You are viewing a plain text version of this content. The canonical link for it is here.
Posted to user@storm.apache.org by Alberto Coello <co...@gmail.com> on 2020/09/22 14:13:27 UTC

Dynamic topologies

Greetings,
I have seen some discussions on this topic online but nothing conclusive
yet. I wanted to ask if there is any way to change the wiring of spouts and
bolts in runtime, my intention is to make a platform where users can
subscribe to different streams of data(Twitter, YT or whatever they want)
and then apply to it a given filter, I thought I could implement it on
Apache Storm but it seems to be more of a framework thought to deploy a
single behaviour topology for each cluster. Instead, I think that for me
would work better if I could implement bolts which do an specific filtering
task(blocking a specific word, blocking tweets with less than N retweets,
etc) and then wiring them according to what the user wants(some user may
want to use some filtering feature while others don't). The thing is that
given a configuration(by the user), I would like to change the wiring of
the topology. And also the bolts should be able to read some parameters
given by the user(like the word to block, or the number N used to block
tweets with less than N retweets).

I have found a framework built on top of Storm called Flux that lets you
change the wiring in runtime, the doubt I have is that if I use this I
should provide every user with a different cluster/topology, that they
could configure. But some problems will appear with this implementation:
1)If I wanted to add a new filtering feature, adding a new bolt to my
topology, I would have to redeploy every single user's cluster. ¿Would this
be a problem?
2)Would it have any sense that users will not share topologies? I mean if
it would be killing flies with cannons, since probably most of the clusters
would not be getting a big data size stream.
3)Scalability, How could I manage which bolts deploy where, in terms of
expected performance demand, and how could I move them or give them more
resources so they can cope with the stream they are receiving?
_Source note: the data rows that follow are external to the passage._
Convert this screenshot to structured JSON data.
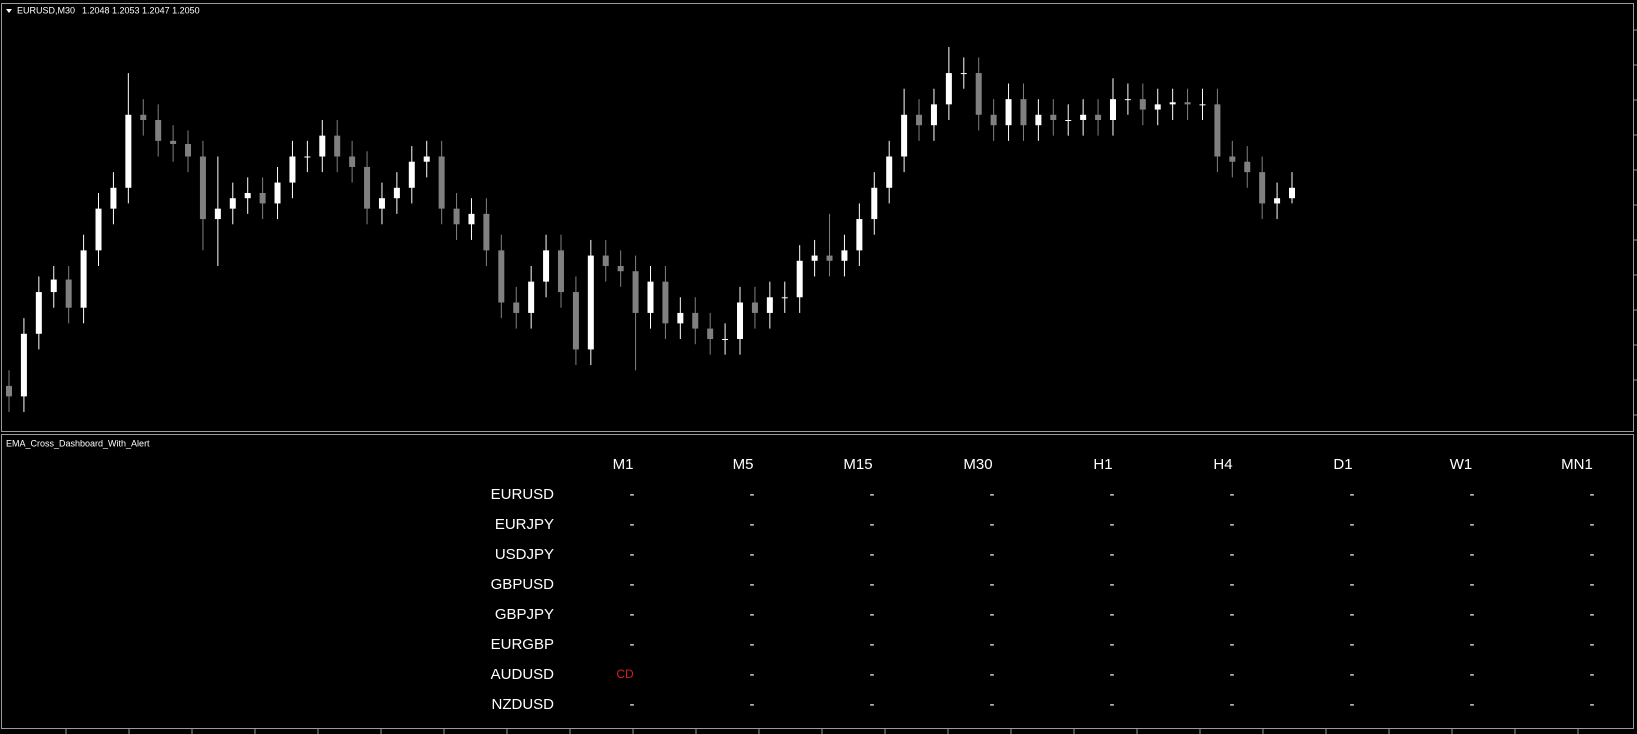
{
  "chart_data": {
    "type": "candlestick",
    "symbol": "EURUSD,M30",
    "quote": "1.2048 1.2053 1.2047 1.2050",
    "up_color": "#ffffff",
    "down_color": "#808080",
    "open": [
      1.2012,
      1.201,
      1.2022,
      1.203,
      1.20324,
      1.2027,
      1.2038,
      1.2046,
      1.205,
      1.2064,
      1.2063,
      1.2059,
      1.20584,
      1.2056,
      1.2044,
      1.2046,
      1.2048,
      1.2049,
      1.2047,
      1.2051,
      1.2056,
      1.2056,
      1.206,
      1.2056,
      1.2054,
      1.2046,
      1.2048,
      1.205,
      1.2055,
      1.2056,
      1.2046,
      1.2043,
      1.2045,
      1.2038,
      1.2028,
      1.2026,
      1.2032,
      1.2038,
      1.203,
      1.2019,
      1.2037,
      1.2035,
      1.2034,
      1.2026,
      1.2032,
      1.2024,
      1.2026,
      1.2023,
      1.2021,
      1.2021,
      1.2028,
      1.2026,
      1.2029,
      1.2029,
      1.2036,
      1.2037,
      1.2036,
      1.2038,
      1.2044,
      1.205,
      1.2056,
      1.2064,
      1.2062,
      1.2066,
      1.2072,
      1.2072,
      1.2064,
      1.2062,
      1.2067,
      1.2062,
      1.2064,
      1.2063,
      1.2063,
      1.2064,
      1.2063,
      1.2067,
      1.2067,
      1.2065,
      1.2066,
      1.20664,
      1.2066,
      1.2066,
      1.2056,
      1.2055,
      1.2053,
      1.2047,
      1.2048
    ],
    "high": [
      1.2015,
      1.2025,
      1.2033,
      1.2035,
      1.2035,
      1.2041,
      1.2049,
      1.2053,
      1.2072,
      1.2067,
      1.2066,
      1.2062,
      1.2061,
      1.2059,
      1.2056,
      1.2051,
      1.2052,
      1.2052,
      1.2054,
      1.2059,
      1.2059,
      1.2063,
      1.2063,
      1.2059,
      1.2057,
      1.2051,
      1.2053,
      1.2058,
      1.2059,
      1.2059,
      1.2049,
      1.2048,
      1.2048,
      1.2041,
      1.2031,
      1.2035,
      1.2041,
      1.2041,
      1.2033,
      1.204,
      1.204,
      1.2038,
      1.2037,
      1.2035,
      1.2035,
      1.2029,
      1.2029,
      1.2026,
      1.2024,
      1.2031,
      1.2031,
      1.2032,
      1.2032,
      1.2039,
      1.204,
      1.2045,
      1.2041,
      1.2047,
      1.2053,
      1.2059,
      1.2069,
      1.2067,
      1.2069,
      1.2077,
      1.2075,
      1.2075,
      1.2067,
      1.207,
      1.207,
      1.2067,
      1.2067,
      1.2066,
      1.2067,
      1.2067,
      1.2071,
      1.207,
      1.207,
      1.2069,
      1.2069,
      1.2069,
      1.2069,
      1.2069,
      1.2059,
      1.2058,
      1.2056,
      1.2051,
      1.2053
    ],
    "low": [
      1.2007,
      1.2007,
      1.2019,
      1.2027,
      1.2024,
      1.2024,
      1.2035,
      1.2043,
      1.2047,
      1.206,
      1.2056,
      1.2055,
      1.2053,
      1.2038,
      1.2035,
      1.2043,
      1.2045,
      1.2044,
      1.2044,
      1.2048,
      1.2053,
      1.2053,
      1.2053,
      1.2051,
      1.2043,
      1.2043,
      1.2045,
      1.2047,
      1.2052,
      1.2043,
      1.204,
      1.204,
      1.2035,
      1.2025,
      1.2023,
      1.2023,
      1.2029,
      1.2027,
      1.2016,
      1.2016,
      1.2032,
      1.2031,
      1.2015,
      1.2023,
      1.2021,
      1.2021,
      1.202,
      1.2018,
      1.2018,
      1.2018,
      1.2023,
      1.2023,
      1.2026,
      1.2026,
      1.2033,
      1.2033,
      1.2033,
      1.2035,
      1.2041,
      1.2047,
      1.2053,
      1.2059,
      1.2059,
      1.2063,
      1.2069,
      1.2061,
      1.2059,
      1.2059,
      1.2059,
      1.2059,
      1.206,
      1.206,
      1.206,
      1.206,
      1.206,
      1.2064,
      1.2062,
      1.2062,
      1.2063,
      1.2063,
      1.2063,
      1.2053,
      1.2052,
      1.205,
      1.2044,
      1.2044,
      1.2047
    ],
    "close": [
      1.201,
      1.2022,
      1.203,
      1.20324,
      1.2027,
      1.2038,
      1.2046,
      1.205,
      1.2064,
      1.2063,
      1.2059,
      1.20584,
      1.2056,
      1.2044,
      1.2046,
      1.2048,
      1.2049,
      1.2047,
      1.2051,
      1.2056,
      1.2056,
      1.206,
      1.2056,
      1.2054,
      1.2046,
      1.2048,
      1.205,
      1.2055,
      1.2056,
      1.2046,
      1.2043,
      1.2045,
      1.2038,
      1.2028,
      1.2026,
      1.2032,
      1.2038,
      1.203,
      1.2019,
      1.2037,
      1.2035,
      1.2034,
      1.2026,
      1.2032,
      1.2024,
      1.2026,
      1.2023,
      1.2021,
      1.2021,
      1.2028,
      1.2026,
      1.2029,
      1.2029,
      1.2036,
      1.2037,
      1.2036,
      1.2038,
      1.2044,
      1.205,
      1.2056,
      1.2064,
      1.2062,
      1.2066,
      1.2072,
      1.2072,
      1.2064,
      1.2062,
      1.2067,
      1.2062,
      1.2064,
      1.2063,
      1.2063,
      1.2064,
      1.2063,
      1.2067,
      1.2067,
      1.2065,
      1.2066,
      1.20664,
      1.2066,
      1.2066,
      1.2056,
      1.2055,
      1.2053,
      1.2047,
      1.2048,
      1.205
    ]
  },
  "dashboard": {
    "title": "EMA_Cross_Dashboard_With_Alert",
    "signal_color": "#d42020",
    "columns": [
      "M1",
      "M5",
      "M15",
      "M30",
      "H1",
      "H4",
      "D1",
      "W1",
      "MN1"
    ],
    "rows": [
      {
        "pair": "EURUSD",
        "cells": [
          "-",
          "-",
          "-",
          "-",
          "-",
          "-",
          "-",
          "-",
          "-"
        ]
      },
      {
        "pair": "EURJPY",
        "cells": [
          "-",
          "-",
          "-",
          "-",
          "-",
          "-",
          "-",
          "-",
          "-"
        ]
      },
      {
        "pair": "USDJPY",
        "cells": [
          "-",
          "-",
          "-",
          "-",
          "-",
          "-",
          "-",
          "-",
          "-"
        ]
      },
      {
        "pair": "GBPUSD",
        "cells": [
          "-",
          "-",
          "-",
          "-",
          "-",
          "-",
          "-",
          "-",
          "-"
        ]
      },
      {
        "pair": "GBPJPY",
        "cells": [
          "-",
          "-",
          "-",
          "-",
          "-",
          "-",
          "-",
          "-",
          "-"
        ]
      },
      {
        "pair": "EURGBP",
        "cells": [
          "-",
          "-",
          "-",
          "-",
          "-",
          "-",
          "-",
          "-",
          "-"
        ]
      },
      {
        "pair": "AUDUSD",
        "cells": [
          "CD",
          "-",
          "-",
          "-",
          "-",
          "-",
          "-",
          "-",
          "-"
        ]
      },
      {
        "pair": "NZDUSD",
        "cells": [
          "-",
          "-",
          "-",
          "-",
          "-",
          "-",
          "-",
          "-",
          "-"
        ]
      }
    ]
  }
}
I think that maybe these could be fixed with docker swarm so it would give
me more flexibility but I do not know if there is another framework of real
time stream processing that would fit my necessities better or other
containering tool or other way of facing the problem that would help me.
I appreciate any suggestion or help, I am pretty stuck right now.
PD: I have checked distributed RPC but still in doubt.
Thanks a lot,
Alberto